Par exemple, j’ai été témoigner dans la dernière prison belge construite, à Leuze. Devant la prison se trouve une statue de trois mètres de haut, en bronze, d’un homme debout à l’envers, sur sa tête. À l’intérieur, dans le long couloir qui conduit aux cellules, sur les murs des deux côtés, on voit des toiles de peintures, des vraies, très noires. Dans une peinture sur deux le mot mort est marqué ! Et au milieu du couloir, cet homme debout de trois mètres réapparaît à l’horizontal maintenu par des filins. Les artistes ont imaginé que si quelqu’un entrait dans la prison de Leuze, c’est qu’il avait transgressé la norme, donc un déviant. Ils disent qu’ils vont le secouer pour qu’il réfléchisse sur lui-même et qu’il arrive à l’horizontal. Ces œuvres ont coûté 500 000 euros !

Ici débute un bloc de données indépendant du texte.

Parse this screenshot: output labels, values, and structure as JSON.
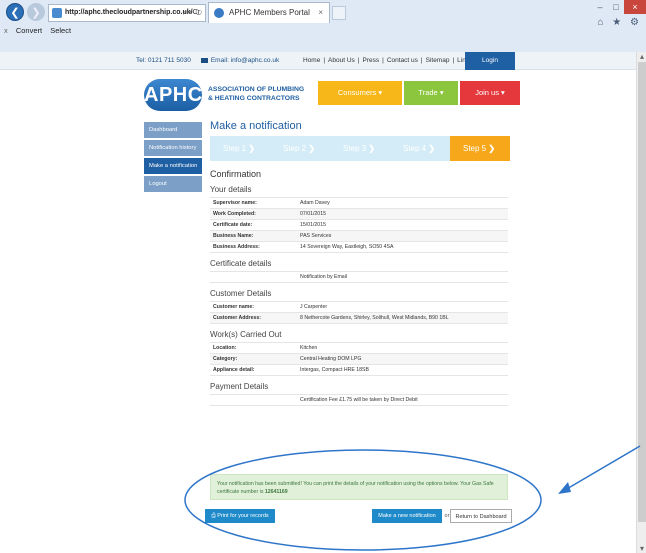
{
  "browser": {
    "url_host": "http://aphc.thecloudpartnership.co.uk/",
    "url_rest": "Cr",
    "address_tools": "⌕ ▾ ↻",
    "tab_title": "APHC Members Portal",
    "tab_close": "×",
    "window_minimize": "–",
    "window_maximize": "□",
    "window_close": "×",
    "toolbar_icons": "⌂ ★ ⚙",
    "favbar_close": "x",
    "favbar_items": [
      "Convert",
      "Select"
    ],
    "scroll_up": "▴",
    "scroll_down": "▾"
  },
  "topbar": {
    "tel": "Tel: 0121 711 5030",
    "email": "Email: info@aphc.co.uk",
    "links": [
      "Home",
      "About Us",
      "Press",
      "Contact us",
      "Sitemap",
      "Links"
    ],
    "login": "Login"
  },
  "logo": {
    "mark": "APHC",
    "line1": "Association of Plumbing",
    "line2": "& Heating Contractors"
  },
  "topnav": {
    "consumers": "Consumers",
    "trade": "Trade",
    "join": "Join us",
    "chevron": "▾"
  },
  "sidebar": {
    "items": [
      {
        "label": "Dashboard"
      },
      {
        "label": "Notification history"
      },
      {
        "label": "Make a notification"
      },
      {
        "label": "Logout"
      }
    ]
  },
  "main": {
    "title": "Make a notification",
    "steps": [
      "Step 1",
      "Step 2",
      "Step 3",
      "Step 4",
      "Step 5"
    ],
    "step_chevron": "❯",
    "confirmation": "Confirmation",
    "your_details": {
      "heading": "Your details",
      "rows": [
        {
          "k": "Supervisor name:",
          "v": "Adam Davey"
        },
        {
          "k": "Work Completed:",
          "v": "07/01/2015"
        },
        {
          "k": "Certificate date:",
          "v": "15/01/2015"
        },
        {
          "k": "Business Name:",
          "v": "PAS Services"
        },
        {
          "k": "Business Address:",
          "v": "14 Sovereign Way, Eastleigh, SO50 4SA"
        }
      ]
    },
    "certificate_details": {
      "heading": "Certificate details",
      "rows": [
        {
          "k": "",
          "v": "Notification by Email"
        }
      ]
    },
    "customer_details": {
      "heading": "Customer Details",
      "rows": [
        {
          "k": "Customer name:",
          "v": "J Carpenter"
        },
        {
          "k": "Customer Address:",
          "v": "8 Nethercote Gardens, Shirley, Solihull, West Midlands, B90 1BL"
        }
      ]
    },
    "works": {
      "heading": "Work(s) Carried Out",
      "rows": [
        {
          "k": "Location:",
          "v": "Kitchen"
        },
        {
          "k": "Category:",
          "v": "Central Heating DOM LPG"
        },
        {
          "k": "Appliance detail:",
          "v": "Intergas, Compact HRE 18SB"
        }
      ]
    },
    "payment": {
      "heading": "Payment Details",
      "rows": [
        {
          "k": "",
          "v": "Certification Fee £1.75 will be taken by Direct Debit"
        }
      ]
    }
  },
  "success": {
    "message": "Your notification has been submitted! You can print the details of your notification using the options below. Your Gas Safe certificate number is ",
    "cert_number": "12641169"
  },
  "actions": {
    "print_icon": "⎙",
    "print": "Print for your records",
    "new": "Make a new notification",
    "or": "or",
    "return": "Return to Dashboard"
  },
  "colors": {
    "brand_blue": "#1f5fa3",
    "consumers": "#f7b718",
    "trade": "#8cc63f",
    "join": "#e4383d",
    "step_active": "#f7a71a",
    "annotation": "#2e75c9"
  }
}
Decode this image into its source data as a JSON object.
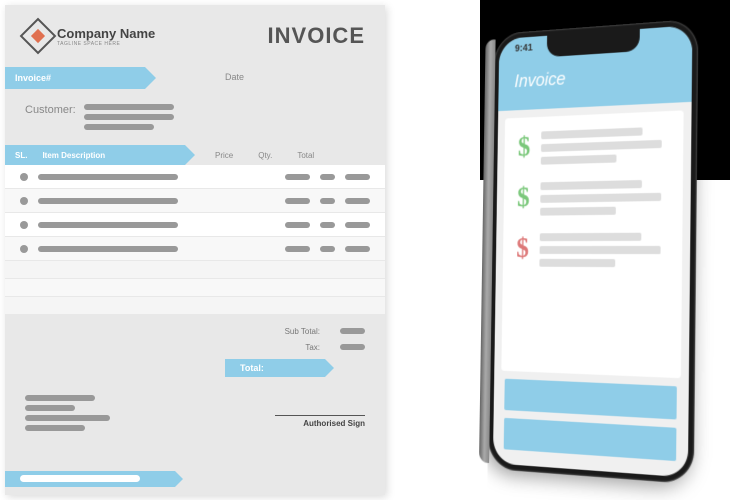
{
  "paper": {
    "company_name": "Company Name",
    "company_tagline": "TAGLINE SPACE HERE",
    "title": "INVOICE",
    "invoice_num_label": "Invoice#",
    "date_label": "Date",
    "customer_label": "Customer:",
    "columns": {
      "sl": "SL.",
      "desc": "Item Description",
      "price": "Price",
      "qty": "Qty.",
      "total": "Total"
    },
    "subtotal_label": "Sub Total:",
    "tax_label": "Tax:",
    "total_label": "Total:",
    "sign_label": "Authorised Sign"
  },
  "phone": {
    "time": "9:41",
    "header": "Invoice"
  }
}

Autre exemple, dans la région liégeoise, il y a le centre de défense sociale de Paifve. Il y a 200 détenus malades. Au 1er juillet 2014, il y avait trois psychologues et deux psychiatres. C’est pas beaucoup, mais c’est déjà pas mal. Depuis le 1er janvier 2015, il n’y avait plus qu’un équivalent temps plein…
Et puis on arrive à la dernière mission de l’administration pénitentiaire, la plus importante. Ce sont des cours d’habileté sociale – je n’aime pas trop ce mot-là. Il y a 60 % d’analphabètes en prison. Ces 60 % doivent être capables de lire et écrire quand ils sortent de prison. Je prône depuis des années l’art et la culture dans les prisons. Je défends l’idée qu’un détenu qui fait une formation ou obtient un diplôme puisse obtenir une remise de peine. En Belgique, un détenu coûte 170 euros par jour. Il y a seulement six euros qui sont consacrés à une future, possible, réinsertion.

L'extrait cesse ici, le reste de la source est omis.